Uno de los guerreros valientes del pueblo de Israel fue el juez llamado Jefté, de la región de Galaad. Cuenta la historia sagrada que tan pronto como derrotó a sus enemigos los amonitas, conquistando veinte de sus ciudades, Jefté tuvo que lidiar con sus presuntos hermanos de la tribu de Efraín. Éstos, con manifiesta desfachatez y hostilidad, le reclamaron a Jefté:

-¿Por qué fuiste a luchar contra los amonitas sin llamarnos para ir contigo? ¡Ahora prenderemos fuego a tu casa, contigo dentro!

JEFTE RESPONDIO:
-Mi pueblo y yo estábamos librando una gran contienda con los amonitas y, aunque yo los llamé, ustedes no me libraron de su poder. Cuando vi que ustedes no me ayudarían, arriesgué mi vida, marché contra los amonitas, y el SEÑOR los entregó en mis manos. ¿Por qué, pues, han subido hoy a luchar contra mí?1

Acto seguido, a Jefté le tocó pelear contra los de la tribu de Efraín y vencerlos a ellos también. Después de la derrota, cuando los sobrevivientes de Efraín procuraban cruzar inadvertidos el Jordán, los hombres de Galaad los detenían en los vados del río y los identificaban con sólo decirles que pronunciaran la palabra hebrea shibolet, que significa "corriente de agua". En aquellos tiempos el idioma hebreo presentaba ciertas diferencias dialectales en las diversas regiones de Palestina, y los de Galaad sabían que los de Efraín no pronunciaban las eses como ellos. ¡Una insignificante diferencia de pronunciación les costó la vida nada menos que a cuarenta y dos mil hombres!

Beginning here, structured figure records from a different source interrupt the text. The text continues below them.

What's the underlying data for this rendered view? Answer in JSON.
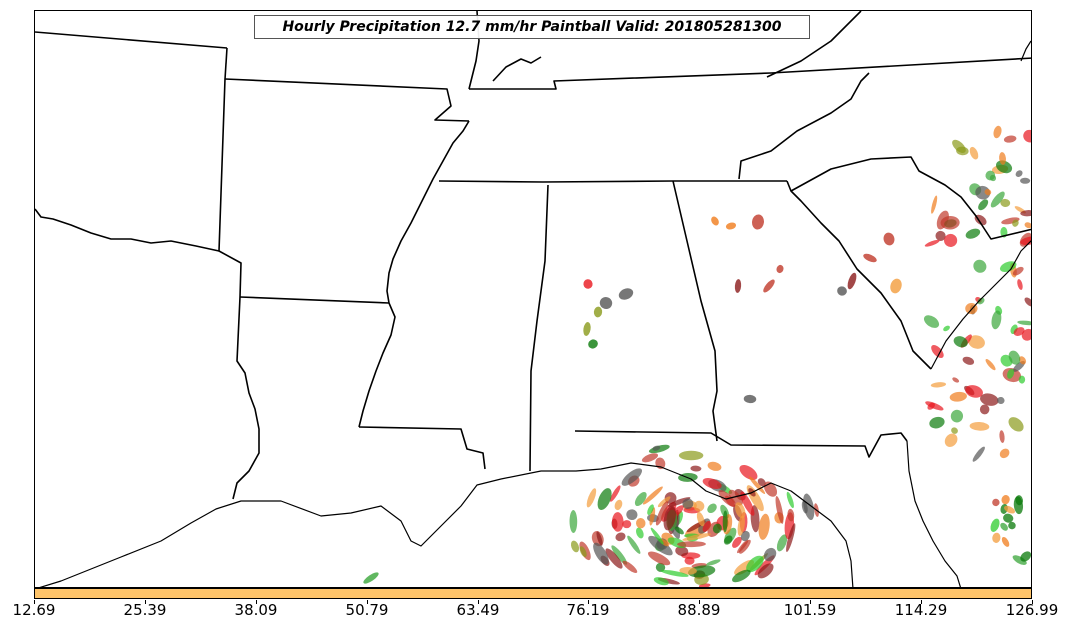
{
  "title": "Hourly Precipitation 12.7 mm/hr Paintball Valid: 201805281300",
  "colorbar": {
    "color": "#fec46a",
    "ticks": [
      "12.69",
      "25.39",
      "38.09",
      "50.79",
      "63.49",
      "76.19",
      "88.89",
      "101.59",
      "114.29",
      "126.99"
    ]
  },
  "member_colors": [
    "#e8161e",
    "#f07c1c",
    "#2ecc2e",
    "#0a7a0a",
    "#8b1a1a",
    "#8a9a1a",
    "#555555",
    "#c0392b",
    "#f39c3c",
    "#3aa63a"
  ]
}
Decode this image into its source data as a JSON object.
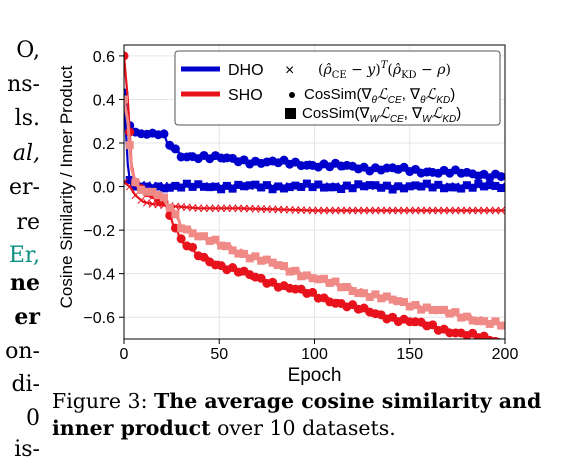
{
  "left_column_fragments": [
    {
      "text": "O,",
      "style": "normal"
    },
    {
      "text": "ns-",
      "style": "normal"
    },
    {
      "text": "ls.",
      "style": "normal"
    },
    {
      "text": "al,",
      "style": "ital"
    },
    {
      "text": "er-",
      "style": "normal"
    },
    {
      "text": "re",
      "style": "normal"
    },
    {
      "text": "Er,",
      "style": "teal"
    },
    {
      "text": "ne",
      "style": "bold"
    },
    {
      "text": "er",
      "style": "bold"
    },
    {
      "text": "on-",
      "style": "normal"
    },
    {
      "text": "di-",
      "style": "normal"
    },
    {
      "text": "0",
      "style": "normal"
    },
    {
      "text": "is-",
      "style": "normal"
    }
  ],
  "caption": {
    "prefix": "Figure 3: ",
    "bold": "The average cosine similarity and inner product",
    "suffix": " over 10 datasets."
  },
  "colors": {
    "dho": "#0000cc",
    "sho_dark": "#e8121c",
    "sho_light": "#f08a86"
  },
  "chart_data": {
    "type": "line",
    "xlabel": "Epoch",
    "ylabel": "Cosine Similarity / Inner Product",
    "xlim": [
      0,
      200
    ],
    "ylim": [
      -0.7,
      0.65
    ],
    "xticks": [
      0,
      50,
      100,
      150,
      200
    ],
    "xtick_labels": [
      "0",
      "50",
      "100",
      "150",
      "200"
    ],
    "yticks": [
      0.6,
      0.4,
      0.2,
      0.0,
      -0.2,
      -0.4,
      -0.6
    ],
    "ytick_labels": [
      "0.6",
      "0.4",
      "0.2",
      "0.0",
      "−0.2",
      "−0.4",
      "−0.6"
    ],
    "grid": true,
    "legend": {
      "placement": "top-right",
      "lines": [
        {
          "label": "DHO",
          "color": "#0000cc"
        },
        {
          "label": "SHO",
          "color": "#f08a86",
          "overlay": "#e8121c"
        }
      ],
      "markers": [
        {
          "symbol": "x",
          "label": "(ρ̂_CE − y)^T(ρ̂_KD − ρ)"
        },
        {
          "symbol": "circle",
          "label": "CosSim(∇_θ L_CE, ∇_θ L_KD)"
        },
        {
          "symbol": "square",
          "label": "CosSim(∇_W L_CE, ∇_W L_KD)"
        }
      ]
    },
    "series": [
      {
        "model": "DHO",
        "metric": "inner product",
        "marker": "x",
        "color": "#0000cc",
        "x": [
          0,
          2,
          4,
          8,
          15,
          30,
          60,
          100,
          150,
          200
        ],
        "y": [
          0.02,
          0.03,
          0.02,
          0.01,
          0.005,
          0.003,
          0.002,
          0.002,
          0.001,
          0.001
        ]
      },
      {
        "model": "DHO",
        "metric": "cossim theta",
        "marker": "circle",
        "color": "#0000cc",
        "x": [
          0,
          2,
          4,
          6,
          10,
          20,
          25,
          30,
          40,
          60,
          80,
          100,
          120,
          140,
          160,
          180,
          200
        ],
        "y": [
          0.43,
          0.32,
          0.24,
          0.25,
          0.24,
          0.24,
          0.18,
          0.14,
          0.14,
          0.12,
          0.11,
          0.1,
          0.09,
          0.08,
          0.07,
          0.06,
          0.05
        ]
      },
      {
        "model": "DHO",
        "metric": "cossim W",
        "marker": "square",
        "color": "#0000cc",
        "x": [
          0,
          1,
          2,
          3,
          4,
          8,
          20,
          60,
          100,
          150,
          200
        ],
        "y": [
          0.4,
          0.25,
          0.1,
          0.03,
          0.0,
          0.0,
          0.0,
          0.0,
          0.0,
          0.0,
          0.0
        ]
      },
      {
        "model": "SHO",
        "metric": "inner product",
        "marker": "x",
        "color": "#e8121c",
        "x": [
          0,
          3,
          6,
          10,
          15,
          25,
          40,
          60,
          100,
          150,
          200
        ],
        "y": [
          0.02,
          0.0,
          -0.04,
          -0.07,
          -0.08,
          -0.09,
          -0.1,
          -0.1,
          -0.11,
          -0.11,
          -0.11
        ]
      },
      {
        "model": "SHO",
        "metric": "cossim theta",
        "marker": "circle",
        "color": "#e8121c",
        "x": [
          0,
          2,
          4,
          6,
          8,
          10,
          15,
          20,
          25,
          30,
          40,
          50,
          70,
          100,
          130,
          160,
          200
        ],
        "y": [
          0.6,
          0.4,
          0.1,
          0.02,
          0.0,
          -0.02,
          -0.04,
          -0.05,
          -0.15,
          -0.25,
          -0.32,
          -0.36,
          -0.42,
          -0.5,
          -0.58,
          -0.64,
          -0.72
        ]
      },
      {
        "model": "SHO",
        "metric": "cossim W",
        "marker": "square",
        "color": "#f08a86",
        "x": [
          0,
          2,
          4,
          6,
          8,
          10,
          15,
          20,
          25,
          30,
          40,
          60,
          80,
          100,
          130,
          160,
          200
        ],
        "y": [
          0.4,
          0.3,
          0.08,
          0.02,
          -0.01,
          -0.02,
          -0.03,
          -0.05,
          -0.1,
          -0.18,
          -0.23,
          -0.3,
          -0.36,
          -0.42,
          -0.5,
          -0.56,
          -0.64
        ]
      }
    ]
  }
}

Así como una sola palabra llegó a identificar y a delatar a aquellos hombres en los tiempos bíblicos de los jueces de Israel, y hasta determinó su destino, también una sola palabra nos identifica y nos delata a nosotros en la actualidad, sólo que en vez de determinar nuestro destino, muestra más bien nuestros orígenes. Se trata de la palabra "gracias", que pronunciándola así, con la ce como si fuera una ese sencilla, nos identifica como hispanoamericanos, mientras que si pronunciáramos la ce más cerca de la zeta de modo que sonara "grathias", pareceríamos españoles. Pero no es esa diferencia de pronunciación lo que revela nuestros orígenes, sino el modo en que la empleamos.